Apparently I have underjudged the readability of my blog, as I think (though it is subject to doubt) the very person who I rather unpleasantly depicted in my last post seems to have written me a rather clever comment… and I suppose I should take into account that the target demographic of my blog would tend to include people who regularly go to Carnegie Hall (and ranges, perhaps, not far beyond). Though too little too late, I should stress the unfairness of depicting someone on the basis of a few words uttered in a concert hall (which he, if it is he, suggests to be misquoted), and my own painful eagerness to rant on occasion, and also (most importantly) the irony and hypocrisy of my ranting about disliking musicological discussions when my own doctoral document, shamefully, was entitled “Studies in Musical Continuity: Towards An Alternative View of Analysis and Form.” Mea culpa. Let he who is without annoying concert-hall comments cast the first stone. Particularly I apologize for the snarky comment about “minutes immersed in music appreciation textbooks,” which was a selfish, peevish gratification and little else.

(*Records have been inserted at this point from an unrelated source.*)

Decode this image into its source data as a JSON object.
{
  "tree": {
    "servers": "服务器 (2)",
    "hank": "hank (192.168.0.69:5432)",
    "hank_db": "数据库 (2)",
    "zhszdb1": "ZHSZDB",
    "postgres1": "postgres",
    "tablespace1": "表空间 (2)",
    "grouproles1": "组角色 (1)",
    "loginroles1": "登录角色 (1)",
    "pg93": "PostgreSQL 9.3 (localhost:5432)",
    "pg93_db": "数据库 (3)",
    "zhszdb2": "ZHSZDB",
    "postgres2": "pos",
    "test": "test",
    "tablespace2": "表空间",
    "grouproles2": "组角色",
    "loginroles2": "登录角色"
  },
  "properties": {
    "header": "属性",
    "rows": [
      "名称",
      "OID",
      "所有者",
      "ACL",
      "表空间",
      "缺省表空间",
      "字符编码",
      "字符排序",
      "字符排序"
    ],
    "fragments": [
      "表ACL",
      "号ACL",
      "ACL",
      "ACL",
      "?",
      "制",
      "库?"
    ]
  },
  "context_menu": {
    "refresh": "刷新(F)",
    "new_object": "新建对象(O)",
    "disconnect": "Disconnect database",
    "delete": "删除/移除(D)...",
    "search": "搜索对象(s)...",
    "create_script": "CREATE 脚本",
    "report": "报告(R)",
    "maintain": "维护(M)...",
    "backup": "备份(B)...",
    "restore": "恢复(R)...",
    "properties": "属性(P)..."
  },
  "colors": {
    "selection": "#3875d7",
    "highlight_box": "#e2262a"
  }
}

However, there is a silver lining to my shame. He signed his comment “Structure Man,” which gives me a whole new wonderful idea, sort of Musicology as a comic strip, with battling, macho superheroes: Structure Man vs. Moment Man!!!! How many delightful aspects of music could be covered in their battles!! More later, perhaps I will find a friend to illustrate a strip for me on Beethoven Op. 111…
My friend D. insists that I am an “unreliable narrator,” (i.e. liar) in that really I’m a structure man–perhaps “wishing” I were a moment man? Perhaps I’m compensating? People often say to me after performances that my playing revealed the big structure, etc., was “all of a piece,” or whatever, and I can’t help wondering on these occasions if that’s actually a good thing. Wait! Didn’t you like the details? (Ah, the endless ingenuity of a performer’s insecurities!) D. however does not dispute the likelihood of moldy dishes in my sink.
2 Comments
No, it wasn’t I whom you overheard. I quite agree with you about fulfillment – it’s nonsense. To me, the g minor concerto is fascinating because it shows how much – and no more – Beethoven could absorb from Mozart. I can’t think of two more different toilers in the vineyard of sonata form.
To eliminate lingering doubt, let me say that I was sitting in seat T1, in the parterre.
Actually, your blog is one of the more readable ones out there. (Or is that “in here”?) I make sure to visit you daily.